As you start to receive interview invitations, you will naturally be overjoyed and will want to shout it from the rooftops! Each program comes with the possibility of a new adventure, and you will be excited to talk about everything with your fellow med spouses. However, I caution you to take a moment to assess your med friends’ situations before you start listing off program invitations.
Ask if they’ve heard back from any programs yet and if so, rejoice together, and if not, wait until they ask you and then reply with something to the effect of, “The interviews are trickling in.” Some specialties may wait for a while before notifying applicants, and will hold interviews later than other specialties. Be supportive of your friends that are still waiting to hear, and if you are one that is waiting, fear not! You will get interviews!
Once the invitations come in, your spouse will select dates to interview. Interview season lasts for several months starting in October and going through January. If you have the opportunity to go with your spouse to some interviews, take advantage of it! You may end up staying in the hotel room or wandering the city by yourself while they interview, BUT it will give you a chance to get a feel for the place and most importantly, get a feel for how your spouse enjoyed the program.
Alternatively, if your spouse wants to go alone so they can focus, try your best to be understanding and supportive of this. This may be the ﬁrst time they’ve really interviewed for a professional job, or it has been a long time since they have. The goal is for them to feel conﬁdent and supported!

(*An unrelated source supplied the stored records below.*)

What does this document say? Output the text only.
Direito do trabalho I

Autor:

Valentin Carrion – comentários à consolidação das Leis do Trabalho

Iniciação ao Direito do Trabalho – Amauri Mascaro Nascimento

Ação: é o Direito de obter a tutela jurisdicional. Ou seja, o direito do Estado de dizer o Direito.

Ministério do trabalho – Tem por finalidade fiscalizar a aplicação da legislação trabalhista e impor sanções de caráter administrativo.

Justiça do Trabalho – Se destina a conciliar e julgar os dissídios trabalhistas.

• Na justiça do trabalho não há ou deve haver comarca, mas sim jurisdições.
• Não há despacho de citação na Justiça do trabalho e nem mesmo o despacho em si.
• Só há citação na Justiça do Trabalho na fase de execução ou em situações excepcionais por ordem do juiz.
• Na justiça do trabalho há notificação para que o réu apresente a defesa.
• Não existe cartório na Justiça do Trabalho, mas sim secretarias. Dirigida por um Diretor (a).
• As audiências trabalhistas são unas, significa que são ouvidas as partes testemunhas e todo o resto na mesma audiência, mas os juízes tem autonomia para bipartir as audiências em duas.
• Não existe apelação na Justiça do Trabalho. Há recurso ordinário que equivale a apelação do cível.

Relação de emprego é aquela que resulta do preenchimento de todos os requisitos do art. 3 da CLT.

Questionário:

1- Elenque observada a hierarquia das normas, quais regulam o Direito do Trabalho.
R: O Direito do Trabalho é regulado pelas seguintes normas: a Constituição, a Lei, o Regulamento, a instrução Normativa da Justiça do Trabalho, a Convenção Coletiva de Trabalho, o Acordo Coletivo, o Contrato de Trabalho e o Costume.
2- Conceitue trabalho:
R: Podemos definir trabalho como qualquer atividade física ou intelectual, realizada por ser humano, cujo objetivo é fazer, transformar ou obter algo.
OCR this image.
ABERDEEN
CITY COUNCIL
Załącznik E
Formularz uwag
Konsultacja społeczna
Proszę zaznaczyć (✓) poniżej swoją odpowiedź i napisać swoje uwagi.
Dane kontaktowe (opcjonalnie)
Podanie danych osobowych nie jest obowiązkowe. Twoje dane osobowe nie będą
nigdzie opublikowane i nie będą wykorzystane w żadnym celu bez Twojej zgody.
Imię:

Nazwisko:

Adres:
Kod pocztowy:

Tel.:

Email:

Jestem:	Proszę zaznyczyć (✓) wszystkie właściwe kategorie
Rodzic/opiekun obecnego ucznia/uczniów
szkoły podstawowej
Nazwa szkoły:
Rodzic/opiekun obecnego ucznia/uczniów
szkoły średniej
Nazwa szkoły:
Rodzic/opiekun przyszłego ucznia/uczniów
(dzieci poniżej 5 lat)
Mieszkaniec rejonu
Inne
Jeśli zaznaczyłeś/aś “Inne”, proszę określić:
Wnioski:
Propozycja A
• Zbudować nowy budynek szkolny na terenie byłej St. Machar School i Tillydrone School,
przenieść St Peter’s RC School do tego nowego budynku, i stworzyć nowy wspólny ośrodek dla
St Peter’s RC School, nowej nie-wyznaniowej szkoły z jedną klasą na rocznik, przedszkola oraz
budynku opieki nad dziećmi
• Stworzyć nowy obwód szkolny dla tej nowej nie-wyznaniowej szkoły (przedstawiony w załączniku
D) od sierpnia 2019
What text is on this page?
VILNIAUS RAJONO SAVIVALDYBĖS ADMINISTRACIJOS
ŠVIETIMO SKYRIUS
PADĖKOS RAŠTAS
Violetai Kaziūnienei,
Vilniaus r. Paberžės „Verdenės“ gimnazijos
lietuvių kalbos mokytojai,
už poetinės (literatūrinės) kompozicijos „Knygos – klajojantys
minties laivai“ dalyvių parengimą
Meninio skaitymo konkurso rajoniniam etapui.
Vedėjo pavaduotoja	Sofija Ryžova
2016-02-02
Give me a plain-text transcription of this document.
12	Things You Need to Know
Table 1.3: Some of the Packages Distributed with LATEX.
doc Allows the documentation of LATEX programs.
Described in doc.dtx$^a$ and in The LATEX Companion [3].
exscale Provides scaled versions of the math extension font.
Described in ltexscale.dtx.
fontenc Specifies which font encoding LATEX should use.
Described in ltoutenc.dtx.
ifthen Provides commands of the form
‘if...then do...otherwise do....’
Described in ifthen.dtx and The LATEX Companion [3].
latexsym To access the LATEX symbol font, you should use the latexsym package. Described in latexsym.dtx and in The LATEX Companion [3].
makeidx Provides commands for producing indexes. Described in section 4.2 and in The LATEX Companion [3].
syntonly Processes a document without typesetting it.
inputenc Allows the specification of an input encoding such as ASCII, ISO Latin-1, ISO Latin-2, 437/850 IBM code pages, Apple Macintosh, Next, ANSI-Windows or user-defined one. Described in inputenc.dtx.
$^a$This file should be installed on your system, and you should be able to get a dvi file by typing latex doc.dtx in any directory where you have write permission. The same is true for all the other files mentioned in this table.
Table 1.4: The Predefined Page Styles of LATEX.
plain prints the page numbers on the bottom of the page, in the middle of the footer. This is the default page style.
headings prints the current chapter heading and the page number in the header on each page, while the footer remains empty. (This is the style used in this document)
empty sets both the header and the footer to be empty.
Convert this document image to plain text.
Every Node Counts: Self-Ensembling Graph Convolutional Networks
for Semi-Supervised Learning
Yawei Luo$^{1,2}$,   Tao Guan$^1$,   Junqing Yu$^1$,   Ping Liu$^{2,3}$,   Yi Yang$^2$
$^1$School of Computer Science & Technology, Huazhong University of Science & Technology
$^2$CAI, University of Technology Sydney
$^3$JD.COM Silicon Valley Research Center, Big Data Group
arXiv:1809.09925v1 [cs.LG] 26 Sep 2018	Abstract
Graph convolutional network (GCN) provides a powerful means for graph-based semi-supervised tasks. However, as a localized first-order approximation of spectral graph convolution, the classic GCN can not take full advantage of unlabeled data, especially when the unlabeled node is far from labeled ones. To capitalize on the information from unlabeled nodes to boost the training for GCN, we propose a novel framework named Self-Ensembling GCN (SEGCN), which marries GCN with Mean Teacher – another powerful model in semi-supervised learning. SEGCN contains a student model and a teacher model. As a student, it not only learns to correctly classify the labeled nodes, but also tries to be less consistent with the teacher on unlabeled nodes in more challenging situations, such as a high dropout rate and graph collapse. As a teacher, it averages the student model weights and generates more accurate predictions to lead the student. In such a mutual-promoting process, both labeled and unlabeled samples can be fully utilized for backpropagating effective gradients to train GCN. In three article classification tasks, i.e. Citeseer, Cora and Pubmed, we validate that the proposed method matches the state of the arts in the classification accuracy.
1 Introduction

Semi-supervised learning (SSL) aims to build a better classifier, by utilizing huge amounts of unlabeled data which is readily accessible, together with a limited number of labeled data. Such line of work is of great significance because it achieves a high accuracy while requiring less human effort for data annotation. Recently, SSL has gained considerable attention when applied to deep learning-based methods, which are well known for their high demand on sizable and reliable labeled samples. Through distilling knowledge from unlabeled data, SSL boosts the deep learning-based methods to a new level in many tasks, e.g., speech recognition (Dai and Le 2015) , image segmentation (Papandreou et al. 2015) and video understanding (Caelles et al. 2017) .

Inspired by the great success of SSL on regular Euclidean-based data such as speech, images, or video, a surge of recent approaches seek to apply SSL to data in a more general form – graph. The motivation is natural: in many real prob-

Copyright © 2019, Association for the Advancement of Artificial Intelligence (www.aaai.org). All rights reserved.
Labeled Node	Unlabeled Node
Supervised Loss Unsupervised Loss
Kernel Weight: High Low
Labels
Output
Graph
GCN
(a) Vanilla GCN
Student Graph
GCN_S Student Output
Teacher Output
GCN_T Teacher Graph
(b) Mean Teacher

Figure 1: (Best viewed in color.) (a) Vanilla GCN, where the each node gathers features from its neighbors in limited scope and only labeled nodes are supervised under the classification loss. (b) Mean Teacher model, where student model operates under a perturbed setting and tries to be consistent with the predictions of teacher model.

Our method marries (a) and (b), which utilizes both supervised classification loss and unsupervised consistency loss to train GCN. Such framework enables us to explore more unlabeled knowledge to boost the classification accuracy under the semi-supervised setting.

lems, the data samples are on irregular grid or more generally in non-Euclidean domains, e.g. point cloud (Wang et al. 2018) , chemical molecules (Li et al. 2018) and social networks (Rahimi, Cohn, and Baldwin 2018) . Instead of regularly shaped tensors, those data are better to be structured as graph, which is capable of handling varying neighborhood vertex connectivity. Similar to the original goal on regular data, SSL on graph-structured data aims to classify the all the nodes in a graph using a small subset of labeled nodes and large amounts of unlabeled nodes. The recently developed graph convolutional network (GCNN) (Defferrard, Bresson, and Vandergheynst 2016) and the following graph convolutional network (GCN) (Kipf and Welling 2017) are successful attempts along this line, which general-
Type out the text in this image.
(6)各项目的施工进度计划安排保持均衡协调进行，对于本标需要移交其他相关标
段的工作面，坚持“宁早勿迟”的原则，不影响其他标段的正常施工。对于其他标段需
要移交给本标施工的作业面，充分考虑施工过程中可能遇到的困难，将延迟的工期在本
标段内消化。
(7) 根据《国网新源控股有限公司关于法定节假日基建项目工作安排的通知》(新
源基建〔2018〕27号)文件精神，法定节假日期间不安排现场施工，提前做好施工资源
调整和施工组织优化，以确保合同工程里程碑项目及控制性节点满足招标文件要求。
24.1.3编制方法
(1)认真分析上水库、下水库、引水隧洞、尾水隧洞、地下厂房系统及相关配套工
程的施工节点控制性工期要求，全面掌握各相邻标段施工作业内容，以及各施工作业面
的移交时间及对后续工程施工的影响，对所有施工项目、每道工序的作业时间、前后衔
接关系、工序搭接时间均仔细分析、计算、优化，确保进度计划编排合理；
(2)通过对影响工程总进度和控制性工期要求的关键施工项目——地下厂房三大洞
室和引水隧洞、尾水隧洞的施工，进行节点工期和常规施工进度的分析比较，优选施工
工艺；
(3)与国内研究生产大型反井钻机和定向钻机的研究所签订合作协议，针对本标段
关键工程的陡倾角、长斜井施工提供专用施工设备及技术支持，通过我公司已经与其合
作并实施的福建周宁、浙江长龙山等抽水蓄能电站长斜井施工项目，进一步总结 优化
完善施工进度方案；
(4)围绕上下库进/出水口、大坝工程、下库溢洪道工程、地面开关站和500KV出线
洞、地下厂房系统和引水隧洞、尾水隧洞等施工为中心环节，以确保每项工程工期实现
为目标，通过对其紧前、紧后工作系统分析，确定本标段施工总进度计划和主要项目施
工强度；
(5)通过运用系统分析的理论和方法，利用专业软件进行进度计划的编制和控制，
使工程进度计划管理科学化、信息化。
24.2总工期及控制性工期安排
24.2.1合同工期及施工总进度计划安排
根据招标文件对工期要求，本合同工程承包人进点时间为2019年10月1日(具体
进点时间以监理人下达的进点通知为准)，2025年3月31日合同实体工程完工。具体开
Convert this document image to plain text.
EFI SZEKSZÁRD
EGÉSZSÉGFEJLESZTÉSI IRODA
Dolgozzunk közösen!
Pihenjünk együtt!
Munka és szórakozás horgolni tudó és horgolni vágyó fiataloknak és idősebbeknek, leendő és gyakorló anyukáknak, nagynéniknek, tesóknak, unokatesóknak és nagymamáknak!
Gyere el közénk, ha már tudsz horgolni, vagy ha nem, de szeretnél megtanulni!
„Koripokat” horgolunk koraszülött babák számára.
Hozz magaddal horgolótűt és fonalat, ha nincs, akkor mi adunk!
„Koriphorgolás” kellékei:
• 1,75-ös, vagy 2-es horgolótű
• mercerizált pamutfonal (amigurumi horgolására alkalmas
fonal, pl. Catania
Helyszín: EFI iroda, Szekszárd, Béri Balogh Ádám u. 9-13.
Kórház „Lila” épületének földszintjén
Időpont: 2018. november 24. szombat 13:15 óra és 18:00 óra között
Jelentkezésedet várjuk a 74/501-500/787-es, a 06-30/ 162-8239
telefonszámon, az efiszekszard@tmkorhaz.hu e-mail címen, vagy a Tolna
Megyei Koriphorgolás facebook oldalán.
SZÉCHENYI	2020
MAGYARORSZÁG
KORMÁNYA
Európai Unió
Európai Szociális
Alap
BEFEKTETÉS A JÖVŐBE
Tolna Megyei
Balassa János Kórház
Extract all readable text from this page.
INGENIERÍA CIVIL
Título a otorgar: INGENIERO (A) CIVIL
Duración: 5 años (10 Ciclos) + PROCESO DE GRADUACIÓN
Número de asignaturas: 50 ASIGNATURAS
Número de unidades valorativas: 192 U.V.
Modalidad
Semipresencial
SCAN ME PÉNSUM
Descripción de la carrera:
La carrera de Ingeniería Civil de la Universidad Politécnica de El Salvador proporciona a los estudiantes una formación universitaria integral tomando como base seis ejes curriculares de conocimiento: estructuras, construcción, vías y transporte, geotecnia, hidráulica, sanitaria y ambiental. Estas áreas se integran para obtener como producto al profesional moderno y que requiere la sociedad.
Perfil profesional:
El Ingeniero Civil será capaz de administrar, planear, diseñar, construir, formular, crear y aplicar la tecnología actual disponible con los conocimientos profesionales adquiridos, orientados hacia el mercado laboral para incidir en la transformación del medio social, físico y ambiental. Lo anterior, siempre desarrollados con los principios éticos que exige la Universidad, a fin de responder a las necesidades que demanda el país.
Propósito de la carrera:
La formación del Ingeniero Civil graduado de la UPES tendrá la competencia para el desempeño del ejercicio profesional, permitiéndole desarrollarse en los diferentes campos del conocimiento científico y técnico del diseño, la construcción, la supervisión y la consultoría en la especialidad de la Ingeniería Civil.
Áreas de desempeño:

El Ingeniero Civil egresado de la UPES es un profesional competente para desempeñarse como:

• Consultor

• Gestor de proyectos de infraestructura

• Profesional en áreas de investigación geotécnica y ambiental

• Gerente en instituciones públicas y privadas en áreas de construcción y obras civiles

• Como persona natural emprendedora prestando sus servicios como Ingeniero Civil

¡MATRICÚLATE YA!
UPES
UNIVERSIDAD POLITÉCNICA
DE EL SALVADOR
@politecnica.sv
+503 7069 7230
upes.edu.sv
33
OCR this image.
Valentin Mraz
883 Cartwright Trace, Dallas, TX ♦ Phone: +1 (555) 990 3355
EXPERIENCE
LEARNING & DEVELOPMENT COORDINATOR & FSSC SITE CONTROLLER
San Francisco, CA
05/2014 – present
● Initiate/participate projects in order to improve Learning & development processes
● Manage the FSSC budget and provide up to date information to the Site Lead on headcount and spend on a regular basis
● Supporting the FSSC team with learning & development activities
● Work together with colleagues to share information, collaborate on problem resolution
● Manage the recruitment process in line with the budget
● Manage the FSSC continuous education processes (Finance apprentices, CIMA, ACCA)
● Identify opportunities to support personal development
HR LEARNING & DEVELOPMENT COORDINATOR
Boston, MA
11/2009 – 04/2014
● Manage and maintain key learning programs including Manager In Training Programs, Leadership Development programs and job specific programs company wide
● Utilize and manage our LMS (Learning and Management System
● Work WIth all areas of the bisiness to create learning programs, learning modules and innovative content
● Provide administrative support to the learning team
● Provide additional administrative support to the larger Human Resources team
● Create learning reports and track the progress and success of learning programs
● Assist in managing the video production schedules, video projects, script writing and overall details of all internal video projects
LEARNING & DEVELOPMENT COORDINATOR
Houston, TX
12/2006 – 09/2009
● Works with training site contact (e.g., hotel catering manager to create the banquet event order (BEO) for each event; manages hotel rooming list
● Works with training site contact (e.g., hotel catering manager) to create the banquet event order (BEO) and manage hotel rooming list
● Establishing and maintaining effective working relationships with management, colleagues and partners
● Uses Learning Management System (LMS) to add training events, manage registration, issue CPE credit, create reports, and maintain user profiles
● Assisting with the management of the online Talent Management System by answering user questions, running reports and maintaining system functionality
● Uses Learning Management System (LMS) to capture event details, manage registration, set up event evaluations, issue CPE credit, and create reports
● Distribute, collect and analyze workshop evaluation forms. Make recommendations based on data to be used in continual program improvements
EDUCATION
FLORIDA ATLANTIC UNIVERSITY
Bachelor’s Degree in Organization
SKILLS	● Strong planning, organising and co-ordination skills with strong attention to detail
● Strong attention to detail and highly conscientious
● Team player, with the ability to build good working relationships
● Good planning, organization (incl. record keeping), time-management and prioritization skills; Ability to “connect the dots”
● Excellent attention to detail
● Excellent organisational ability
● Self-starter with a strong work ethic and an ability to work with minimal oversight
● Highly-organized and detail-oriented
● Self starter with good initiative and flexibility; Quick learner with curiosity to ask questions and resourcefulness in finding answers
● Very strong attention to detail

In order to help yourself later when you create your program rank list, you will want a way to distinguish between the programs. A really cool idea we received was to have your spouse record themselves talking about the program right after the interview, before they forget what they liked and didn’t like about it. The reality is that on paper most of the programs will end up looking the same. The best way to capture how your spouse “felt” about the program is to hear them talk about it. Did they sound excited? Was it just ok?
Making your rank list
Pour yourself a glass of something and get ready for the ultimate game of uncertainty and program shufﬂe! Unless you know exactly where you’re hoping to go, you and your spouse will hash out the pros and cons of each program and location, make some lists, and look up information about all the program cities. What do these various cities offer? How close would you be to friends and family? Are there possible support groups either through the program or in the community (such as a church, mom’s groups, exercise club, etc)?
After you make your ﬁrst rank list, you will probably revisit it and rearrange it numerous times before ﬁnally closing your eyes, saying a prayer, and hitting the submit button. Deadlines for rank list submissions is usually mid-February. For a list of important residency application dates, head to the National Residency Match Program website.
Waiting for The Match
Of all the waiting to be done before and during medical school, waiting for The Match takes the cake! To read all about Match Day and how to survive this roller-coaster ride, head on over to: The Match: A Guide for the Big Day.
Applying for residency is a complicated process ﬁlled with a mix of thrills and chills. Your number one goal during this time is to communicate with your spouse and come together as a team. Talk about your dreams, desires, goals, and anticipated needs going forward. This is your time to name some necessities and expectations! You will want to enter into this matching game feeling heard, understood, and on the same page with your spouse. No matter what the results are in the end, you’ll be together and will ﬁnd a way to make it work!